Travelling for a conference is always an outsized experience. New places, new people, new connections, new directions, so much input! So it was with much excitement that I travelled to Wellington, New Zealand recently for the DrupalSouth 2026 conference.
Drupal, as the largest open source enterprise-capable CMS in the world, has always been driven by a large community. The spirit and drive of that community is often hidden from the casual observer, or from someone who simply downloads the Drupal Core, installs it and says "ok, what's next?". That experience has been one of the bugbears of Drupal and is thought of as a barrier to entry. But this experience has recently changed! More on that soon.
Community Day
The first day of the conference experience is always Community Day, where anyone attending the conference can come along and is encouraged to join in and contribute to improving Drupal Core, modules, or any other part of the ecosystem. People collaborate to test, explore and fix issues, write documentation, build themes, work on side projects adjacent to Drupal, and learn from each other. There are always several "core contributors" (people who are responsible for merging pull requests and releasing new versions of Drupal Core) in attendance, especially as the Australia & New Zealand region is the largest per capita contributor to Drupal. Often there's friendly rivalry to find old issues to fix, or find new features to implement.
Drupal CMS
A major theme of the conference was driven by new developments in Drupal and how the platform is changing. "Drupal CMS" was first announced as an initiative in 2024. It is a packaged, product-like, curated Drupal setup that really does provide a ready-to-use CMS experience in just a few steps.
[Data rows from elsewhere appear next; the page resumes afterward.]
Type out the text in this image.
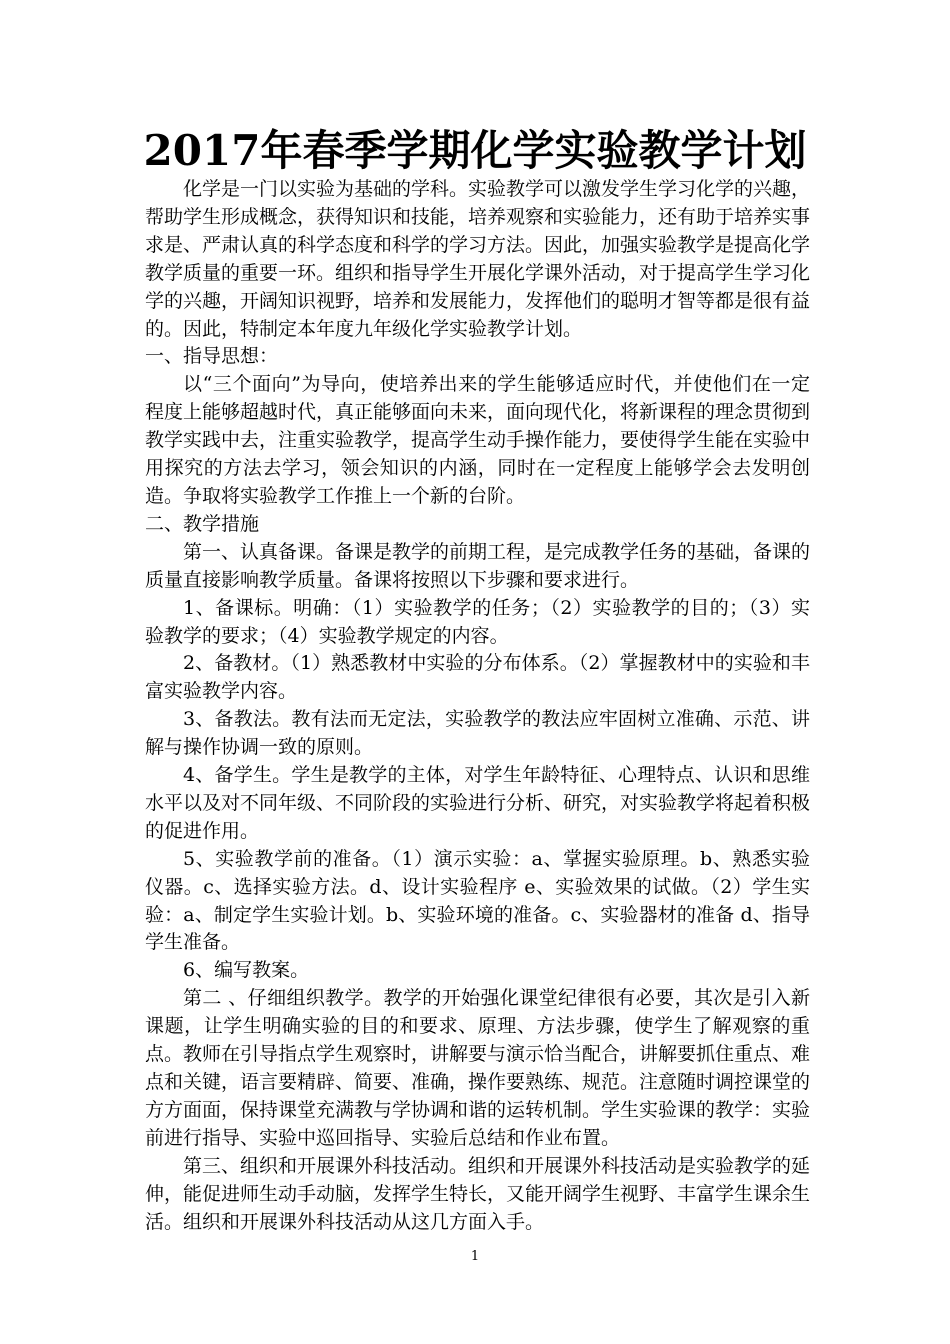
2017年春季学期化学实验教学计划

化学是一门以实验为基础的学科。实验教学可以激发学生学习化学的兴趣，帮助学生形成概念，获得知识和技能，培养观察和实验能力，还有助于培养实事求是、严肃认真的科学态度和科学的学习方法。因此，加强实验教学是提高化学教学质量的重要一环。组织和指导学生开展化学课外活动，对于提高学生学习化学的兴趣，开阔知识视野，培养和发展能力，发挥他们的聪明才智等都是很有益的。因此，特制定本年度九年级化学实验教学计划。

一、指导思想：

以“三个面向”为导向，使培养出来的学生能够适应时代，并使他们在一定程度上能够超越时代，真正能够面向未来，面向现代化，将新课程的理念贯彻到教学实践中去，注重实验教学，提高学生动手操作能力，要使得学生能在实验中用探究的方法去学习，领会知识的内涵，同时在一定程度上能够学会去发明创造。争取将实验教学工作推上一个新的台阶。

二、教学措施

第一、认真备课。备课是教学的前期工程，是完成教学任务的基础，备课的质量直接影响教学质量。备课将按照以下步骤和要求进行。

1、备课标。明确：（1）实验教学的任务；（2）实验教学的目的；（3）实验教学的要求；（4）实验教学规定的内容。

2、备教材。（1）熟悉教材中实验的分布体系。（2）掌握教材中的实验和丰富实验教学内容。

3、备教法。教有法而无定法，实验教学的教法应牢固树立准确、示范、讲解与操作协调一致的原则。

4、备学生。学生是教学的主体，对学生年龄特征、心理特点、认识和思维水平以及对不同年级、不同阶段的实验进行分析、研究，对实验教学将起着积极的促进作用。

5、实验教学前的准备。（1）演示实验：a、掌握实验原理。b、熟悉实验仪器。c、选择实验方法。d、设计实验程序 e、实验效果的试做。（2）学生实验：a、制定学生实验计划。b、实验环境的准备。c、实验器材的准备 d、指导学生准备。

6、编写教案。

第二 、仔细组织教学。教学的开始强化课堂纪律很有必要，其次是引入新课题，让学生明确实验的目的和要求、原理、方法步骤，使学生了解观察的重点。教师在引导指点学生观察时，讲解要与演示恰当配合，讲解要抓住重点、难点和关键，语言要精辟、简要、准确，操作要熟练、规范。注意随时调控课堂的方方面面，保持课堂充满教与学协调和谐的运转机制。学生实验课的教学：实验前进行指导、实验中巡回指导、实验后总结和作业布置。

第三、组织和开展课外科技活动。组织和开展课外科技活动是实验教学的延伸，能促进师生动手动脑，发挥学生特长，又能开阔学生视野、丰富学生课余生活。组织和开展课外科技活动从这几方面入手。

1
It has since had a large group of people worldwide working to improve it, as demonstrated by the smooth experience of the recent version 2.0 release from a few months ago. There is no locked-in experience either, Drupal CMS uses all the elements of the standard Drupal ecosystem, adds some very useful new ones, still allows complete customisation, and showcases a growing ecosystem of community themes and recipes that are tailored to many different types of sites. After presentations by Pamela Barone and Owen Lansbury there was a real buzz in the corridors and sessions around the expanded possibilities afforded by Drupal CMS.
LLMs, agents, "AI", but it's still people driving Drupal
The "AI" conversation at Drupal conferences is unavoidable now, but what I noticed was the consistent framing around it - the importance of people was always present. "AI" is seen as a useful tool, a force multiplier for driving change. As Alex Skrypnyk said in his presentation:
[AI] does not remove engineering. It removes the friction around engineering ... Writing the code is no longer the hard part. Knowing what to write is.
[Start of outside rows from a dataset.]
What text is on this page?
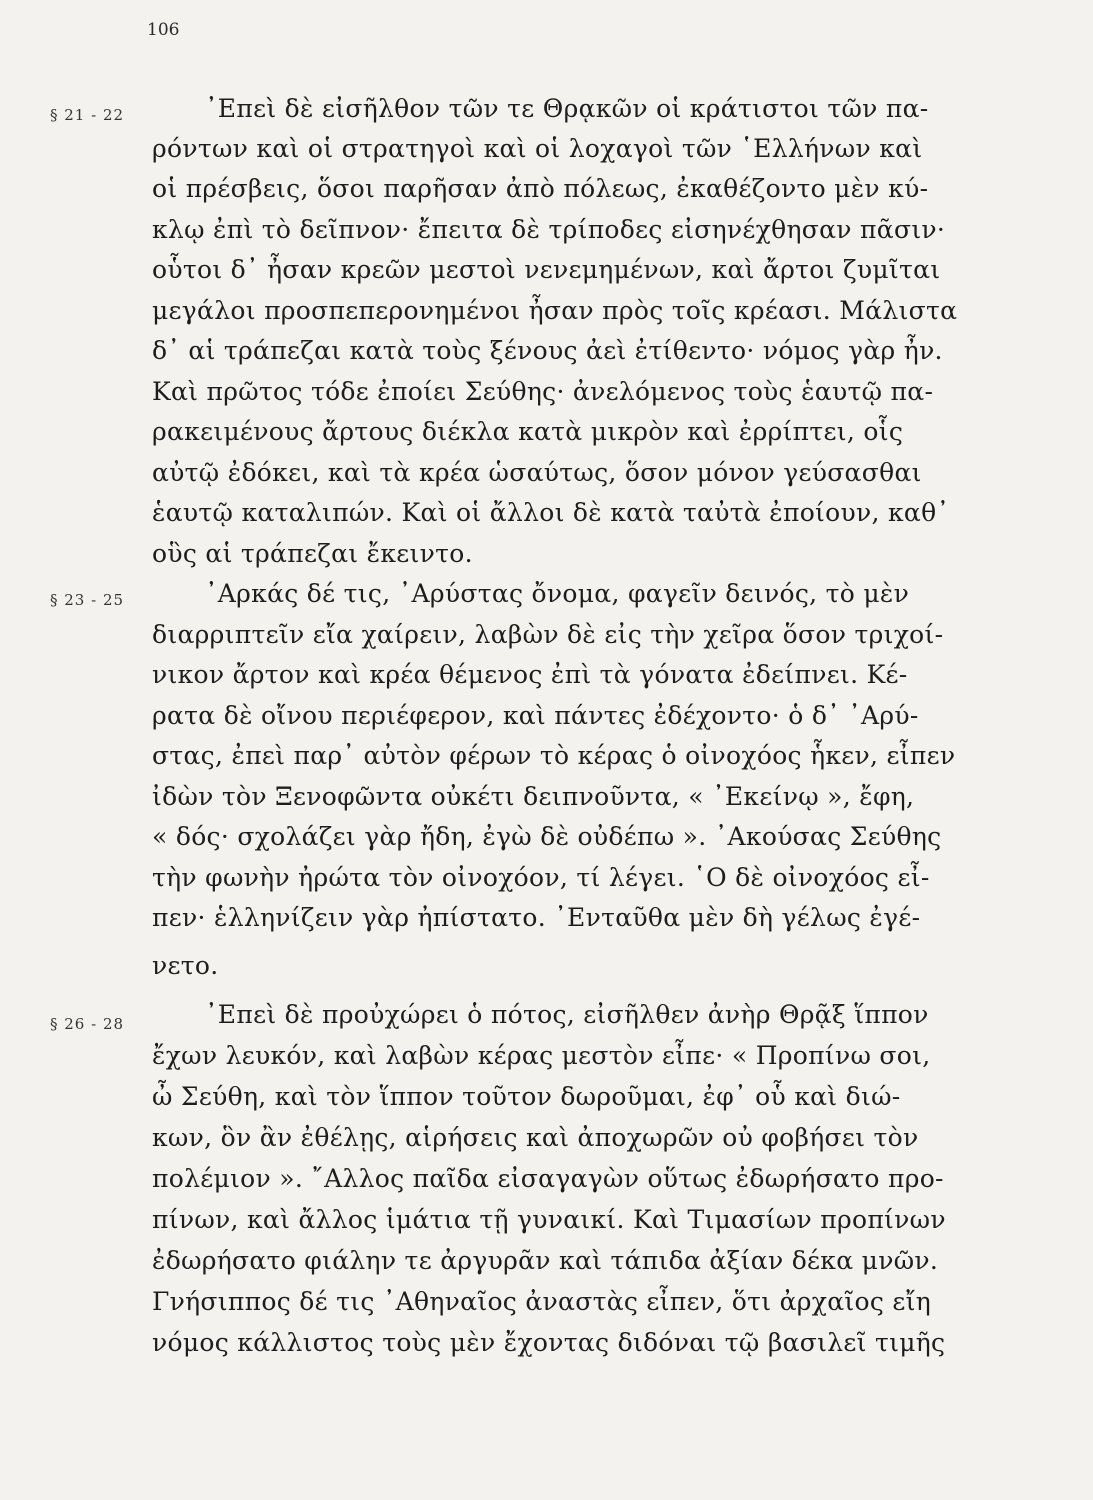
106
§ 21 - 22	᾿Επεὶ δὲ εἰσῆλθον τῶν τε Θρᾳκῶν οἱ κράτιστοι τῶν πα-
ρόντων καὶ οἱ στρατηγοὶ καὶ οἱ λοχαγοὶ τῶν ῾Ελλήνων καὶ
οἱ πρέσβεις, ὅσοι παρῆσαν ἀπὸ πόλεως, ἐκαθέζοντο μὲν κύ-
κλῳ ἐπὶ τὸ δεῖπνον· ἔπειτα δὲ τρίποδες εἰσηνέχθησαν πᾶσιν·
οὗτοι δ᾿ ἦσαν κρεῶν μεστοὶ νενεμημένων, καὶ ἄρτοι ζυμῖται
μεγάλοι προσπεπερονημένοι ἦσαν πρὸς τοῖς κρέασι. Μάλιστα
δ᾿ αἱ τράπεζαι κατὰ τοὺς ξένους ἀεὶ ἐτίθεντο· νόμος γὰρ ἦν.
Καὶ πρῶτος τόδε ἐποίει Σεύθης· ἀνελόμενος τοὺς ἑαυτῷ πα-
ρακειμένους ἄρτους διέκλα κατὰ μικρὸν καὶ ἐρρίπτει, οἷς
αὐτῷ ἐδόκει, καὶ τὰ κρέα ὡσαύτως, ὅσον μόνον γεύσασθαι
ἑαυτῷ καταλιπών. Καὶ οἱ ἄλλοι δὲ κατὰ ταὐτὰ ἐποίουν, καθ᾿
οὓς αἱ τράπεζαι ἔκειντο.
§ 23 - 25	᾿Αρκάς δέ τις, ᾿Αρύστας ὄνομα, φαγεῖν δεινός, τὸ μὲν
διαρριπτεῖν εἴα χαίρειν, λαβὼν δὲ εἰς τὴν χεῖρα ὅσον τριχοί-
νικον ἄρτον καὶ κρέα θέμενος ἐπὶ τὰ γόνατα ἐδείπνει. Κέ-
ρατα δὲ οἴνου περιέφερον, καὶ πάντες ἐδέχοντο· ὁ δ᾿ ᾿Αρύ-
στας, ἐπεὶ παρ᾿ αὐτὸν φέρων τὸ κέρας ὁ οἰνοχόος ἧκεν, εἶπεν
ἰδὼν τὸν Ξενοφῶντα οὐκέτι δειπνοῦντα, « ᾿Εκείνῳ », ἔφη,
« δός· σχολάζει γὰρ ἤδη, ἐγὼ δὲ οὐδέπω ». ᾿Ακούσας Σεύθης
τὴν φωνὴν ἠρώτα τὸν οἰνοχόον, τί λέγει. ῾Ο δὲ οἰνοχόος εἶ-
πεν· ἑλληνίζειν γὰρ ἠπίστατο. ᾿Ενταῦθα μὲν δὴ γέλως ἐγέ-
νετο.
§ 26 - 28	᾿Επεὶ δὲ προὐχώρει ὁ πότος, εἰσῆλθεν ἀνὴρ Θρᾷξ ἵππον
ἔχων λευκόν, καὶ λαβὼν κέρας μεστὸν εἶπε· « Προπίνω σοι,
ὦ Σεύθη, καὶ τὸν ἵππον τοῦτον δωροῦμαι, ἐφ᾿ οὗ καὶ διώ-
κων, ὃν ἂν ἐθέλῃς, αἱρήσεις καὶ ἀποχωρῶν οὐ φοβήσει τὸν
πολέμιον ». ῎Αλλος παῖδα εἰσαγαγὼν οὕτως ἐδωρήσατο προ-
πίνων, καὶ ἄλλος ἱμάτια τῇ γυναικί. Καὶ Τιμασίων προπίνων
ἐδωρήσατο φιάλην τε ἀργυρᾶν καὶ τάπιδα ἀξίαν δέκα μνῶν.
Γνήσιππος δέ τις ᾿Αθηναῖος ἀναστὰς εἶπεν, ὅτι ἀρχαῖος εἴη
νόμος κάλλιστος τοὺς μὲν ἔχοντας διδόναι τῷ βασιλεῖ τιμῆς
Other presentations explored how you might need to adjust the content of your site for "the agentic web" - agents as consumers of your information, both in a positive way as people use them for searching, and in dealing with LLM or bot scraping traffic overload.
Government usage continues to evolve and innovate
One of my favourite presentations was given by Jason Kiss, a web accessibility advisor from the New Zealand Government, who is part of a team that has built an open source accessibility testing tool called CWAC, which scans a set of NZ Government websites and publishes the results as open data across a series of dashboards. The tool itself is simple and focused, but what I was impressed by was that the data sharing aspect has caused departments to compete to improve their site accessibility - creating a "gamification" effect that has had real results in improving usability and accessibility for all their users, and will ripple out across the NZ Government. Australia needs something like this.
The Splash Awards
The evening of Day 1 closed with the Splash Awards ceremony at Shed 22, a peer-judged celebration of the best Drupal work across Australia and New Zealand. Alongside the project awards, the Ironstar Community Recognition Awards put the spotlight squarely on people. Lee Rowlands (larowlan) was inducted into the Hall of Fame - a recognition of years of prolific contribution to Drupal core that quietly underpins a great deal of what the rest of us build on. The People's Choice Award went to Adam Bramley and Nicole Ritchie - a nice balance of technical expertise and community contributions.
Conclusion
Drupal’s future is not just about new features. It is about making the power of Drupal easier to reach, while keeping the community spirit that made it worth using in the first place. After three days of talks about technical solutions, AI, the evolving Drupal platform, user experience, and government tooling, this is the thing that stuck with me. The ecosystem works because the community is real, and this conference was a reminder that open source is part technology, part community, and part stubborn optimism.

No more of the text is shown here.